HATİCE GÜNDAY ŞAHMAN

Yarım Kalmasın Hiçbir Öykü, Aynanın Sırrı Dökülünce ve İlmek İlmek adlı öyküler bağlantılı, birbirinin içinden geçen öyküler. İlmek İlmek çerçeve bir öykü içinde, küçük öykülerden/öykü uçlarından oluşan, parçalı yapıdan bütünlüğe ulaşan ve son bölümü ile ilk öyküye çengel atan, sarmal yapılı bir öykü. Öykü kişisi Adoş ve Emel’in öyküleri dışında, Adoş’un anlattığı yan karakterlerin yarım kalmış öykülerini de okuyoruz. Adoş’u annesi Güllü ilginç bir karakter. Güllü bir demiryolu işçisinin karısıdır eşi öldükten sonra trenle sınırsız seyahat hakkı kazanır. Serüven de böyle başlar. Hiç bilmediği yerlere gidip canı istediği kadar kalıp dönen çılgın bir kadın Güllü. Gassal kadın Çatlak Teslime, Deli Perihan Hanımteyze, gölge şair ve karısı, terzi Mediha ile Mutahhar’ın öyküsü Adoş’un dilinden Emel’in kalemine akarken “Geceyi kalemin ve şişlerin ezgisi doldurur harf harf, ilmek ilmek çoğalır yaşam.”
Farklı yazım tekniklerini başarıyla uyguladığı öykülerde, nesnelere roller vermiş, çoklu anlatıcı ve iç sesler kullanarak öykü atmosferini canlı tutmuştur.

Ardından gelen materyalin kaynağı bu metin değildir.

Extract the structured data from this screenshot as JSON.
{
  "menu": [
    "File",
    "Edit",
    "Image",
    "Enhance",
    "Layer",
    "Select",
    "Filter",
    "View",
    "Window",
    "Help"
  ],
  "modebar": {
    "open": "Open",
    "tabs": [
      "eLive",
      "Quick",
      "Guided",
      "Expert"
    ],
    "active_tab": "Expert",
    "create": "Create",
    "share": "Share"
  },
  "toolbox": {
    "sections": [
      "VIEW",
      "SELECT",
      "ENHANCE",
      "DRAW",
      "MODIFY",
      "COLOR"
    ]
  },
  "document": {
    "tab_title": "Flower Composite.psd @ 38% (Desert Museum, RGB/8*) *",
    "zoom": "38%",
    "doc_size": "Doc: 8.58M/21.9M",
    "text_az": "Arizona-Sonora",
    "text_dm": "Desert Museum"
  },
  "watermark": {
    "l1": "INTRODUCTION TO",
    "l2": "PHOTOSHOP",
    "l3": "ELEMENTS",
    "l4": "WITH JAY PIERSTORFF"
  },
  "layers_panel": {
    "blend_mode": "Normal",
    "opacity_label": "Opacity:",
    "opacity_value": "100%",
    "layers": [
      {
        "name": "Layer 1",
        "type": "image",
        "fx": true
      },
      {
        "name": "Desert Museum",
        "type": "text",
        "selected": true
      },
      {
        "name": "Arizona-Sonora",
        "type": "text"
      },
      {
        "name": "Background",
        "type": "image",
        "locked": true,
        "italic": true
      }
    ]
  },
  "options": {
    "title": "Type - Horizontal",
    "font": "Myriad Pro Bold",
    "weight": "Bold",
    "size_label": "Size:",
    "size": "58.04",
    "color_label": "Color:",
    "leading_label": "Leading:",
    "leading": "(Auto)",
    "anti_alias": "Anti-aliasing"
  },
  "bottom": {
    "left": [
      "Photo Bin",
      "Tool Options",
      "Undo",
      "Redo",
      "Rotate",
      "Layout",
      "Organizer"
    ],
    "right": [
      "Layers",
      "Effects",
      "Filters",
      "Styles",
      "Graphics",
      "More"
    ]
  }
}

Birbirinden güzel ve etkileyici bu öykülerden alıntıladığım bazı bölümleri paylaşmak isterim:


“O konuştu, ben sustum. Çakır ayazda kalmış turna sesi, semah gibi döndü ağır aksak, sonra hızlandı, göğe doğru ıslak kanatları açılıp kapandı.”

“Kuytularda yeşilini koyultmuş dere, zamanı kıvrımlarına dolayarak, sanki hiçbir şey olmamış gibi akıyor. Kumu çakıla katarak, köksüz bitkileri, vaktinden önce bir deli rüzgâra kapılmış yaprakları, yeşilinden ayrı düşmüş ince dalları sürükleyip götürerek.”

“Üzerinden bu kadar güneş, bu kadar yağmur geçmesine rağmen çocukluğunun çatılarından sarkan buz parçalarının erimeyişine, sivri uçlarının yüreğini hala bu kadar acıtmasına anlam veremiyor.”

“Uçuşan harfleriyle filizkıran fırtınasına tutulup satır arası uçurumlara düşüyordum.”

Farklı öykülerden alıntıladığım bu büyülü cümlelerle farkındalık yaratan, okuru düşünmeye, sorgulamaya yönelten Hatice Günday Şahman’ın kitabını okumanızı önerir kendisini kutlarım.